The Federal Reserve provides projections on U.S. gross domestic product (GDP) four times each year; in March, June, September, and December.
Just a few days ago, the Fed released its June projections. The Fed expects the U.S. economy to grow between 1.8% and two percent this year. (Source: Federal Reserve, last accessed June 17, 2015.) The mainstream will take this number and run with it. But what you won’t hear much about is what happened to the Fed’s past economic projections.
Please look at the table below. It shows the Federal Reserve’s GDP estimates over the past few quarters.
Federal Reserve’s GDP Growth Projections
(Source: Federal Reserve, last accessed June 17, 2015.)
Looking at this chart, you can see one common denominator. Since September of 2013, the Fed’s GDP projections for 2015 have been coming down. The low side of its GDP projection has declined from three percent to 1.8%. The upper side of its GDP projection has fallen from 3.5% to two percent.
If this doesn’t smell of pessimism, I don’t know what does.
The Federal Reserve will provide its projections for 2015’s GDP two more times this year; in September and December. Don’t be surprised to see their growth projections decline even further.
Interest Rates Headed Higher
According to the Federal Open Market Committee (FOMC), participants (Fed governors) expect interest rates to go higher this year…from a current Federal Funds Rate of 0.25% to a rate between 0.375% and 0.875% by the end of 2015.
By 2016, the Federal Funds Rate is expected to increase to around or above 1.375%, after which it is to rise to or above 2.375% by 2017. Yes, you’ve done the math right. If the bellwether Federal Funds Rate increases to 2.375% by 2017, it will be 850% higher than today’s rate!
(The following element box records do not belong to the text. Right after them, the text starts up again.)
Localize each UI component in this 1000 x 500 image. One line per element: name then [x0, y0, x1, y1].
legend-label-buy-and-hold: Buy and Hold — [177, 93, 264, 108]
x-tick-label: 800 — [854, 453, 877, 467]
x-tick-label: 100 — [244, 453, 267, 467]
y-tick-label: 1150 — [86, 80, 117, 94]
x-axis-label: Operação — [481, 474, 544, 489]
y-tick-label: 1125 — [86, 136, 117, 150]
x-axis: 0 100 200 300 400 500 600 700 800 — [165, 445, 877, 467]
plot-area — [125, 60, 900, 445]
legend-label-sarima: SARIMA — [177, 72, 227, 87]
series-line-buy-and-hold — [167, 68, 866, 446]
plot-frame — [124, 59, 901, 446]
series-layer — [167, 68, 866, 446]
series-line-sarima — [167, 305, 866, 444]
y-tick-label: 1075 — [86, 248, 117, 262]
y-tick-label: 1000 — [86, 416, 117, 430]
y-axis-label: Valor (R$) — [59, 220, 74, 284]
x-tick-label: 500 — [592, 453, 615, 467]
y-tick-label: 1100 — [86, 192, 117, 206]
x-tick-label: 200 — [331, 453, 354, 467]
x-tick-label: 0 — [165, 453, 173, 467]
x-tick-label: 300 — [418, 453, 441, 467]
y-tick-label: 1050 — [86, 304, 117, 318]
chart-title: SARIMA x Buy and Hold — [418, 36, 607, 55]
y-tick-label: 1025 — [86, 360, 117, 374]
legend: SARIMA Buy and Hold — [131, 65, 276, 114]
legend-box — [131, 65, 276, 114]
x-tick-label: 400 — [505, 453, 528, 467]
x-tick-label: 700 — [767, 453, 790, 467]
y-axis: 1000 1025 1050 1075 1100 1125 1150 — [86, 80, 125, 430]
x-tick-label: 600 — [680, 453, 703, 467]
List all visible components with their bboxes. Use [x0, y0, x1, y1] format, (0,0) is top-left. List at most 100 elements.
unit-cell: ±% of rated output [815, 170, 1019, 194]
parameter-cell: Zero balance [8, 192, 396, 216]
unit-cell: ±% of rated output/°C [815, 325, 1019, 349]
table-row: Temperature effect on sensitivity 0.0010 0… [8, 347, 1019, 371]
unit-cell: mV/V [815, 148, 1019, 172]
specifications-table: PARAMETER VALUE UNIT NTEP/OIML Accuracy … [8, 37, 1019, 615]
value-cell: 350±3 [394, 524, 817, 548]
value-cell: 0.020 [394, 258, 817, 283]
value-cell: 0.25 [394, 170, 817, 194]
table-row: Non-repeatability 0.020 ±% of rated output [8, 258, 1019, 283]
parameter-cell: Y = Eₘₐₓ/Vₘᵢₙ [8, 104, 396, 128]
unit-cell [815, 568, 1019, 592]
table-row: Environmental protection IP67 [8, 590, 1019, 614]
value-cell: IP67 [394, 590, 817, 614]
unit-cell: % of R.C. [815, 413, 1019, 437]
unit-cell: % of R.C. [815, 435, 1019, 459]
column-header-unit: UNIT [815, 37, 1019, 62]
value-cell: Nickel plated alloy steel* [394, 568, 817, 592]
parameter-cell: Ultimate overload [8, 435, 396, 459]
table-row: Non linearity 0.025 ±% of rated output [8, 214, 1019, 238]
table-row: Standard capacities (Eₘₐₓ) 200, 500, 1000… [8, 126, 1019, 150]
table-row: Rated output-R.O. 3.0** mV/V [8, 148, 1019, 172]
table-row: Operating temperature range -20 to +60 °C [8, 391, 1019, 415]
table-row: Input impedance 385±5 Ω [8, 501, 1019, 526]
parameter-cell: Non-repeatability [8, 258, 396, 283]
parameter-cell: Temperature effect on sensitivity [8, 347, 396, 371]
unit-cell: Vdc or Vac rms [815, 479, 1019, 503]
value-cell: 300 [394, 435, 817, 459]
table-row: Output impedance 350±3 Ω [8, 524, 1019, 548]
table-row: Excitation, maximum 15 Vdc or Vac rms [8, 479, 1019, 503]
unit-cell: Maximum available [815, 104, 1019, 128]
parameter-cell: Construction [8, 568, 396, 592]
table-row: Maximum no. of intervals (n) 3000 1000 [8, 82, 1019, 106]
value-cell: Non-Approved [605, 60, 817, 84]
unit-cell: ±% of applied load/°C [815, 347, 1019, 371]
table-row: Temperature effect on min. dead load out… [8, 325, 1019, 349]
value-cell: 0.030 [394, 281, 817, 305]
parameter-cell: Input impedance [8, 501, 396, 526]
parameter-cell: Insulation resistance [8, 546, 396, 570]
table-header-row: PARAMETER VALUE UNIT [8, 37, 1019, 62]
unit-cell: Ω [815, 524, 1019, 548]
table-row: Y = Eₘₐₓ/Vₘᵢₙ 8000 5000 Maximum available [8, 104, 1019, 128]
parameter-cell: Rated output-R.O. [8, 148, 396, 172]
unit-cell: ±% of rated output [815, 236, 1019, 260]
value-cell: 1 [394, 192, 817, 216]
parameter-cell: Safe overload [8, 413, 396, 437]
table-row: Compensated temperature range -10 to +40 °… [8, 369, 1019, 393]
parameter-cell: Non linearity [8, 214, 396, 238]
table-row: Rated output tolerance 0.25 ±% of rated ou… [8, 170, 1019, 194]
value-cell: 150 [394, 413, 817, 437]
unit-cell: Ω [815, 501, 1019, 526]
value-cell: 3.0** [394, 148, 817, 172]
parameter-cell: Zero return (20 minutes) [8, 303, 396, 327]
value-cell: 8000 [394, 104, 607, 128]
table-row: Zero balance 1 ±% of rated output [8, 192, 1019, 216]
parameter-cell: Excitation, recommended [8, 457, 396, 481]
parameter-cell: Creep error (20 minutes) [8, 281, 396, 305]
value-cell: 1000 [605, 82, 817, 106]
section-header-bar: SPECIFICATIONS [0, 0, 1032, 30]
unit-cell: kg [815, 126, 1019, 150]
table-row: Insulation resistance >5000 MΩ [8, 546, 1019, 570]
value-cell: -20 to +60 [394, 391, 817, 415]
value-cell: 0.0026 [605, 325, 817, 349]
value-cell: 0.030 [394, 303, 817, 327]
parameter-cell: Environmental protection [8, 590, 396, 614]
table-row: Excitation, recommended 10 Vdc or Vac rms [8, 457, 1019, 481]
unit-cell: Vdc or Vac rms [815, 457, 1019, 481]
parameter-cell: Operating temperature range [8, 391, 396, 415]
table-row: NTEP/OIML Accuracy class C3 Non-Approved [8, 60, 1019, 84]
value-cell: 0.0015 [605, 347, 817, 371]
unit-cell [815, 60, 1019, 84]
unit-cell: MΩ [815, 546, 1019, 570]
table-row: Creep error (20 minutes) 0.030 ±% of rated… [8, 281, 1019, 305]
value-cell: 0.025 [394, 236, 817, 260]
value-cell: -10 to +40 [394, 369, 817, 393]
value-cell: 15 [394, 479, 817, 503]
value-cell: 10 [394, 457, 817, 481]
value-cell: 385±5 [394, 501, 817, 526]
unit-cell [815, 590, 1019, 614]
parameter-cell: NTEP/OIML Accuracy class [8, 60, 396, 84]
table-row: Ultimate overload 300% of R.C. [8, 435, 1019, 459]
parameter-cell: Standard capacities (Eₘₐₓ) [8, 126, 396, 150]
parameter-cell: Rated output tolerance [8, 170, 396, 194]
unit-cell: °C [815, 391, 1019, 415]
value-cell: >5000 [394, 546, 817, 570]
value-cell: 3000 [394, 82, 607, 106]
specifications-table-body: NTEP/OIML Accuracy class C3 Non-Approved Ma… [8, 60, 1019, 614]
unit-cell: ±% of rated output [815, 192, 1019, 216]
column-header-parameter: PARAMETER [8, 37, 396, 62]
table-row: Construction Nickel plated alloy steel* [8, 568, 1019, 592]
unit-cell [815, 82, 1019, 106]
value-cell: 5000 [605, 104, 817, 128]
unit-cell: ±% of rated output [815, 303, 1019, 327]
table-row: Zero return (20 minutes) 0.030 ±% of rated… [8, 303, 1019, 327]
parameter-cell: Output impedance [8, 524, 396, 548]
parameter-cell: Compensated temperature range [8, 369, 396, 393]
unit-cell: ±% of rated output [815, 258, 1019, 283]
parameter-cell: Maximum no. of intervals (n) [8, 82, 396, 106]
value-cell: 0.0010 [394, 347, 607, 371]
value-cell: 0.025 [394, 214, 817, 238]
Six Reasons Why the Fed Will Raise Interest Rates in 2015
The Federal Reserve’s projections have been increasingly pessimistic towards the U.S. economy. But at the same time, it is saying interest rates will rise. If the Fed expects economic growth to decline, why raise interest rates? After all, higher interest rates are supposed to be a tool for central banks to cool down an overheated economy…and the U.S. economy is anything but heated according to the Fed’s projections.
Here are my six reasons why the Fed will raise rates this year:
- The Fed has been telling the market since last year that it would increase interest rates. Even with the economy slowing, it has to save face and do so.
- After printing so many trillions of new dollars during its various QE programs, the Fed wants to show us it was the right thing to do and that it worked.
- To support the value of the U.S. dollar in the wake of its declining status as the reserve currency of the world, the Fed wants to raise interest rates to show the supremacy of the greenback.
- While other central banks are either printing money or lowering their interest rates to stimulate their economies, the Fed wants to show the world the U.S. has recovered and is on the road to economic prosperity again.
- If the job numbers for June, July, and August are strong, and the “official” employment rate falls below five percent, the Fed will need to raise rates to alleviate wage growth pressure.
- Finally, the Fed is concerned all the trillions of dollars it has printed will cause price inflation. Hence, raising rates will pour some cold water on inflation before it has a chance to get going.
Of course, the Fed could be raising interest rates due to a combination of the above factors.
What the crash in the bond market has been telling us is crystal clear: interest rates are moving higher.